I've long entertained a dubious regard for the practice of lying to children about the existence of Santa Claus. Parents might claim that it serves to make children's lives more magical and exciting, but as a general rule, children are adequately equipped to create fantasies of their own without their parents' intervention. The two reasons I suspect rest at the bottom line are adherence to tradition, and finding it cute to see one's children believing ridiculous things.
Personally, I considered this to be a rather indecent way to treat one's own children, and have sometimes wondered whether a large proportion of conspiracy theorists owe their origins to the realization that practically all the adults in the country really are conspiring to deceive children for no tangible benefit. However, since I began frequenting this site, I've been exposed to the alternate viewpoint that this realization may be good for developing rationalists, because it provides children with the experience of discovering that they hold beliefs which are wrong and absurd, and that they must reject them.

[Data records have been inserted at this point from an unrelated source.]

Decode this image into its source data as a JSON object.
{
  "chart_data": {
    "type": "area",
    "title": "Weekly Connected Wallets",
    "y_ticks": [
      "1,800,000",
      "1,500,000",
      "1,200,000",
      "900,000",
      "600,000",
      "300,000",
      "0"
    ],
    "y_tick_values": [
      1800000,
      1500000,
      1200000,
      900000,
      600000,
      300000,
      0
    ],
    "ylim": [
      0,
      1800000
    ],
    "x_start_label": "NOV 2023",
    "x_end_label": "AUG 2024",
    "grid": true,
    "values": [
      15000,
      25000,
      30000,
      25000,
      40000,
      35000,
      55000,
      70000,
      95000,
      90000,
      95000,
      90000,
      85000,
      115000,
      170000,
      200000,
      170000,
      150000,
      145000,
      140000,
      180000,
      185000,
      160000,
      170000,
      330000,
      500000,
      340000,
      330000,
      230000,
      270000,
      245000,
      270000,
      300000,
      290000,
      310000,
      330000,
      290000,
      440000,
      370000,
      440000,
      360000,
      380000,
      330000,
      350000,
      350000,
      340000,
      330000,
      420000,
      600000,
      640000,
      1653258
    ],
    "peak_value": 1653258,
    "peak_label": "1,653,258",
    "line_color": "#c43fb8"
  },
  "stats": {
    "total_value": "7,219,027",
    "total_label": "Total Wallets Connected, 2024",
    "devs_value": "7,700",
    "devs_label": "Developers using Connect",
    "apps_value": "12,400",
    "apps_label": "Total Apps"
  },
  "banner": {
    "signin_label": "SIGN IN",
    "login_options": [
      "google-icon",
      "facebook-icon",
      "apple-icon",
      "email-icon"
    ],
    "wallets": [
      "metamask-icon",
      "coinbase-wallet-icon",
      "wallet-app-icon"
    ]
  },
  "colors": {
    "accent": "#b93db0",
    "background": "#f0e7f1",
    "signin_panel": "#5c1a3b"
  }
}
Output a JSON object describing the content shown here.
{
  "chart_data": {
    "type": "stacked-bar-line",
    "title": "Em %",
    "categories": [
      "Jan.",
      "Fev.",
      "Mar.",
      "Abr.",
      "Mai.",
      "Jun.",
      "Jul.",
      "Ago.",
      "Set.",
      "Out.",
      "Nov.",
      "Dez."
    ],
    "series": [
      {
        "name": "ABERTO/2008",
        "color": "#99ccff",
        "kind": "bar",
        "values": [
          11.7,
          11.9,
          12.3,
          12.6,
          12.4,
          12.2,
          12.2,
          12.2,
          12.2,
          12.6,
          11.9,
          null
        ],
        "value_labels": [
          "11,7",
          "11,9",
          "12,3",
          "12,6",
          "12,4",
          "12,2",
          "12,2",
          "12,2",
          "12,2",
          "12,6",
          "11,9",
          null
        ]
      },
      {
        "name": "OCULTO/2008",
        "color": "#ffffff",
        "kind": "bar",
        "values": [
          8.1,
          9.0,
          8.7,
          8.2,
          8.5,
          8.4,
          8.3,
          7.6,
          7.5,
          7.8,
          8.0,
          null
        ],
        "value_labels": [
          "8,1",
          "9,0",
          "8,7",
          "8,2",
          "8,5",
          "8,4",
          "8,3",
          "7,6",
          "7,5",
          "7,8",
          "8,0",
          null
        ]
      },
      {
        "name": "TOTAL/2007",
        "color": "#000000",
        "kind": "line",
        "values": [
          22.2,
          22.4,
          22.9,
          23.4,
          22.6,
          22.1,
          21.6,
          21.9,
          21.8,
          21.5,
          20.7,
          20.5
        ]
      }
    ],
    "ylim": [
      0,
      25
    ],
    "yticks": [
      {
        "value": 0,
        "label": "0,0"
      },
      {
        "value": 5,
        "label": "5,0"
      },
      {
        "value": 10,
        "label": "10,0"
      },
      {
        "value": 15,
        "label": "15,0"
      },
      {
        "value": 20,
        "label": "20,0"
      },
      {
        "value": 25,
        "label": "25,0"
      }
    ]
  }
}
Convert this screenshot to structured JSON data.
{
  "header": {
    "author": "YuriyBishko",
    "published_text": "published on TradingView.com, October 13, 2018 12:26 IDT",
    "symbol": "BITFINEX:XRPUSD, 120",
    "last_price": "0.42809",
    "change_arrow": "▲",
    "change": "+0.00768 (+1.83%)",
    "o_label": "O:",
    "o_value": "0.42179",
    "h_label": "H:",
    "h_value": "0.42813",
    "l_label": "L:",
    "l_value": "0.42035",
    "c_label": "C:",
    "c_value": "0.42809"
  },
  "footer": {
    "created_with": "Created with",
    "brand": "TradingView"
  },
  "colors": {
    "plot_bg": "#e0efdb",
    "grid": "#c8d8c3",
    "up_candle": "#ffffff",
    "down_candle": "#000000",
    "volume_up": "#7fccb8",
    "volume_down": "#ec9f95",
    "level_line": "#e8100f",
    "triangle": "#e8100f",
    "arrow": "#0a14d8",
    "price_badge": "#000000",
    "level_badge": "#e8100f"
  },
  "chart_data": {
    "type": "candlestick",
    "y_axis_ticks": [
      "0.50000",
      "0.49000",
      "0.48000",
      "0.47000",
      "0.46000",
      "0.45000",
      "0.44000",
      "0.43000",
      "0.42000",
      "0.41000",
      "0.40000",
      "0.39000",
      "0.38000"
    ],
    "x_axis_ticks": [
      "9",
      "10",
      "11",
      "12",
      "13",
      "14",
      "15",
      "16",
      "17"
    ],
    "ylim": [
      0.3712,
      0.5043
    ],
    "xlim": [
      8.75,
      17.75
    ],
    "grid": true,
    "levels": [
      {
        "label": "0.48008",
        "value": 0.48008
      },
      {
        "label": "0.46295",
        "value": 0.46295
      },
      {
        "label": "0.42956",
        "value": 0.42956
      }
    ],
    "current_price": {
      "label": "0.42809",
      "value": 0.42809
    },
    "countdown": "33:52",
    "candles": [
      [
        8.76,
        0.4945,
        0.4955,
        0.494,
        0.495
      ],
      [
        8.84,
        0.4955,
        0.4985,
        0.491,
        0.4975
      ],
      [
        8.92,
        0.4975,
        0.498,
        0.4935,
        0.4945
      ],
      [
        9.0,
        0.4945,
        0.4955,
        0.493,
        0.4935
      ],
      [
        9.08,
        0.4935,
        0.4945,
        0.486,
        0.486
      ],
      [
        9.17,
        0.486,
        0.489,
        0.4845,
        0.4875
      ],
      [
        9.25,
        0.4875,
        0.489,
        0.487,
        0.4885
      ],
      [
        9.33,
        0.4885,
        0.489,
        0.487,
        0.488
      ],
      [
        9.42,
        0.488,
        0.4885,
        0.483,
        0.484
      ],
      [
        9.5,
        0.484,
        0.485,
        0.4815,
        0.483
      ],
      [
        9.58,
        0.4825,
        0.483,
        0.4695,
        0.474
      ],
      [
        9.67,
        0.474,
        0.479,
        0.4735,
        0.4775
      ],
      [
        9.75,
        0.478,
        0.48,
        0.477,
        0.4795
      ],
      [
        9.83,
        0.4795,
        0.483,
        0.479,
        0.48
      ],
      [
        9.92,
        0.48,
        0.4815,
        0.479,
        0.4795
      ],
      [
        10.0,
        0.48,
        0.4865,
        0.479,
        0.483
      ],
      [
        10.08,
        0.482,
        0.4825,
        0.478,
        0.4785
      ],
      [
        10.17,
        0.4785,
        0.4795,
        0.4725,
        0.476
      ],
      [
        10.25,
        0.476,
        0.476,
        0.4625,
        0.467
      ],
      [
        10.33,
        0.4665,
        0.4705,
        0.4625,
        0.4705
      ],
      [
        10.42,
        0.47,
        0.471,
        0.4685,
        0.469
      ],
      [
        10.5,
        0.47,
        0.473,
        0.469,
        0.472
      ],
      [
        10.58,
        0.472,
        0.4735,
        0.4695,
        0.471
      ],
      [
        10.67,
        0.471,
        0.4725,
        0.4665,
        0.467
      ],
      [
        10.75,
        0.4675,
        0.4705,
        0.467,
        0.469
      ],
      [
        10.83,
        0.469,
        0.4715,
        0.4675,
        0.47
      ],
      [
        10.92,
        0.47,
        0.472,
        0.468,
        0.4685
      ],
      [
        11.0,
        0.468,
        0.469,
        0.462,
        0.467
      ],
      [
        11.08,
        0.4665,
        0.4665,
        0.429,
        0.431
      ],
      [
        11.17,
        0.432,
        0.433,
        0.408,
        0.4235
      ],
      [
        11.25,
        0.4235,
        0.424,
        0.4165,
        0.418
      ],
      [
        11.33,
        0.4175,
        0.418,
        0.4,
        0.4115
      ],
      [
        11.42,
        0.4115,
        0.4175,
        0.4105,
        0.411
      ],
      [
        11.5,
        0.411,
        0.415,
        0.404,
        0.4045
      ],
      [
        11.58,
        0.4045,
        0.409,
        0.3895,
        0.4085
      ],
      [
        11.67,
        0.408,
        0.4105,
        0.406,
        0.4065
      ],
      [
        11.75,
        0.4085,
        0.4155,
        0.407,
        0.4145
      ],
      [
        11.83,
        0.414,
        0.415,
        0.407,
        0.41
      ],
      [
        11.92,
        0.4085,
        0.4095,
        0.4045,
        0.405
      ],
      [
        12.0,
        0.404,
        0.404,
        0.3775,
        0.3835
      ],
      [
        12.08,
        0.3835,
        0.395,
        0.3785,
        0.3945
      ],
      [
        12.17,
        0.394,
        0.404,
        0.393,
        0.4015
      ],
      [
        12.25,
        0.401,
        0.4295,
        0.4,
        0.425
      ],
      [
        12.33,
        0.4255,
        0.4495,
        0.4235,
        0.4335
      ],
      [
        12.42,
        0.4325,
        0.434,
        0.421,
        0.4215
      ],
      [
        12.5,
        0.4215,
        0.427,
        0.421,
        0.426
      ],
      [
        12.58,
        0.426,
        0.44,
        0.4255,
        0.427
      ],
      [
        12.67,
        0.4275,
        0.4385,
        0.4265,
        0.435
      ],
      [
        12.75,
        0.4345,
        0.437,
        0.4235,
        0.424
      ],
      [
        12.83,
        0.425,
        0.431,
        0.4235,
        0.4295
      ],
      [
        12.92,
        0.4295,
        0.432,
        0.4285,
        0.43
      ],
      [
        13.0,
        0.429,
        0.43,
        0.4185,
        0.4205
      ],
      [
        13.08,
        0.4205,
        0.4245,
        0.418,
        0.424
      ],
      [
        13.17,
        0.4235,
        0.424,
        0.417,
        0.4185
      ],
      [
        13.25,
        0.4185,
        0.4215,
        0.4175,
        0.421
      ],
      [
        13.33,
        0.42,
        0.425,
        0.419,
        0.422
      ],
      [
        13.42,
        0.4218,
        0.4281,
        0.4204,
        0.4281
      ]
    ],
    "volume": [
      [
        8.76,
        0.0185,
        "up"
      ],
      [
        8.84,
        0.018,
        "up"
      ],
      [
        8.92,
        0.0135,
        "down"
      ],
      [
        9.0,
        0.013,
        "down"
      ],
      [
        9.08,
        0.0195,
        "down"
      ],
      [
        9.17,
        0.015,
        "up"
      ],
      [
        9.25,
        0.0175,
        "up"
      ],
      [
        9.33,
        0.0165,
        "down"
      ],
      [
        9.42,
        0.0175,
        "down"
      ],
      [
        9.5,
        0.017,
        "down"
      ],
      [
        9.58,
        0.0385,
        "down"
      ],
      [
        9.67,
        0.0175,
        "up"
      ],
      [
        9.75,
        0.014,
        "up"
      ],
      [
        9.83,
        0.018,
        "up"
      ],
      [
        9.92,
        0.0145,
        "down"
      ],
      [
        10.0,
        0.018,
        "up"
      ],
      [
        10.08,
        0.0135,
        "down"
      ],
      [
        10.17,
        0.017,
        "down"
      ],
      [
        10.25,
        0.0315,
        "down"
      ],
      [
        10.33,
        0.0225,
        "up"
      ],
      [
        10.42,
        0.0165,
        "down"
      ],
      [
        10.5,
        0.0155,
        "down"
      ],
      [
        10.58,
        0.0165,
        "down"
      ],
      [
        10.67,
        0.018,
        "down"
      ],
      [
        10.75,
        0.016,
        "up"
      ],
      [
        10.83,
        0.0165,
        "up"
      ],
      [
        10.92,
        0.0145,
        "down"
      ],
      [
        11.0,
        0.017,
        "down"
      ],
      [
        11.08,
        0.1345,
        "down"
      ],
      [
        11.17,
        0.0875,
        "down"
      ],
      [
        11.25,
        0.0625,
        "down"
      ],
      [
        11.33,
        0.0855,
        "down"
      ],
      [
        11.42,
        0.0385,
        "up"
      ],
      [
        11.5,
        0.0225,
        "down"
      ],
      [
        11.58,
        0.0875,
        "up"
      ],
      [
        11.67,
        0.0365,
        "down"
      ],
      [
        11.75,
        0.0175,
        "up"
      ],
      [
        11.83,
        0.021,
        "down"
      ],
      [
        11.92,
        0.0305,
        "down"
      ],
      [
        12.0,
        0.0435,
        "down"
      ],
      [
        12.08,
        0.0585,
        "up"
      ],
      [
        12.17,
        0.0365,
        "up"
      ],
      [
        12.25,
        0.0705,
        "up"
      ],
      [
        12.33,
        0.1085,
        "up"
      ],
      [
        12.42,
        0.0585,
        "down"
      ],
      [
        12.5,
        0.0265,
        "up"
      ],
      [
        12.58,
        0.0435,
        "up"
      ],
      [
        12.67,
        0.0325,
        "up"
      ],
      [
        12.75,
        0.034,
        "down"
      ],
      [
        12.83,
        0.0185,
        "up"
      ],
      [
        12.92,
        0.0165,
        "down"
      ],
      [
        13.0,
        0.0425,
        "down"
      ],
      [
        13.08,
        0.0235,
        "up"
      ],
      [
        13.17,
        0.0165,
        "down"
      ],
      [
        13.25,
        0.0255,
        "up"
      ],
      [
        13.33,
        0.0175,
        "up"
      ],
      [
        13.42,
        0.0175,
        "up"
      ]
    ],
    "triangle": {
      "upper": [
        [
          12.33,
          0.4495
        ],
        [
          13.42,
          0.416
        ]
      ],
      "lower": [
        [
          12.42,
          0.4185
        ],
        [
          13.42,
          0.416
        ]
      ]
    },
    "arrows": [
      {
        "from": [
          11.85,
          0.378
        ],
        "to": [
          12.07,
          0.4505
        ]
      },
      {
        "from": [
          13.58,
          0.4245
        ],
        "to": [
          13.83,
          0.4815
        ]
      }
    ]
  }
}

So, how did the Santa deception affect you personally? How do you think your life might have been different without it? If your parents didn't do it to you, what are your impressions on the experience of not being lied to when most other children are?
Also, I promise to upvote anyone who links to an easy to register for community of conspiracy theorists where they would not be averse to being asked the same question.
No kidding. BTW, it's been a while since I did any actual academic reading on the topic, but I came away with the distinct impression that the quality of the school didn't matter even a small bit as much as how much effort the student/family put into it.
My own stint in a Catholic highschool reinforced this impression - for most of the kids there, it was just a big money & time sink (long commutes from all around, my own was roughly 3 hours a day).
I strongly suspect that there are greater marginal returns for your daughter in other strategies like buying lots of relevant books, prodding her to use effective study strategies like spaced repetition, or a foreign exchange program. (Actually, I think foreign exchange programs are fantastic for highschoolers.)
There are a few ways she can make this inference. She never sees you there herself; your name is not on the tithing roster (loyal parishioners sign up to get customized envelopes for their checks; I imagine names on envelope-less checks are also recorded*); none of the other moms talk about you; lack of documentation like baptismal certificates; and so on.
Practically speaking, once you're in, it doesn't much matter how much you tithe. Catholic highschools as far as I can tell operate much like public ones inasmuch as you have to do badly academically or screw up before they will actually expell you or not let you return the next year (same thing).
You should also ask whether your parish has a Catholic highschool scholarship. Mine did, and it helped a lot. (However, mere regular mass attendance is definitely not enough for a scholarship; they go to the kids who participate in a lot of church activities, unsurprisingly.)
Yup! This should perhaps not surprise you; you must have read of communities in the Midwest or the South where the church is the focus of an entire web of small groups and organizations and social connections, and teenagers need that sort of thing just as much.
Depends on the church, of course, but my church had quite a social circle or clique of teens who orbited around church activities. You'd usher on Saturday (volunteer work and service-hours you could use to fill requirements at the Catholic highschool), go to Boy Scouts meetings at the church, spend Friday night at Teen Night having snacks and watching religious movies etc, sometimes go to teen-focused Bible study sessions, bus off to NYC or DC for an anti-abortion protest, run the stereotypical fundraiser like baked goods or car wash so you and your friends could go to the big annual youth rally at where-ever**... you get the idea. One could easily spend all one's time at the highschool or church.
'Fraid so. You're just seeing the attenuated edge of the close connection between religion and social networks. One doesn't have to be Catholic to have entree into them - Catholicism is not as virulent and xenophobic as, say, Scientology's treatment of defectors or the hardliner Amish 'Meidung' shunning. Quite a few of my classmates weren't Catholic. But it's definitely more difficult.
If Catholicism (and religion in general) were just about taking a 10% paycut, it wouldn't be so popular.
I wouldn't worry too much; if your church and highschool are very similar to mine, attendance will only exacerbate or polarize whatever tendency she has. Is she already irreverent, skeptical, and logical? Then the occasional school-wide mass or religion in class will only irritate her. I feel kind of foolish giving advice and trying to 'other-optimize' in a sense, but I would look at what does she do with her own money and in private; if she buys a crucifix and starts praying in the morning...
* I don't know for a fact that my church - or yours, for that matter - kept track of donations and tithing suchly in either fashion, but I would be surprised if they didn't. ** There was a specific one, but the location escapes my mind at the moment. 'Attleboro, Massachusetts' keeps coming to mind, but I don't see any Google hits really fingering Attleboro.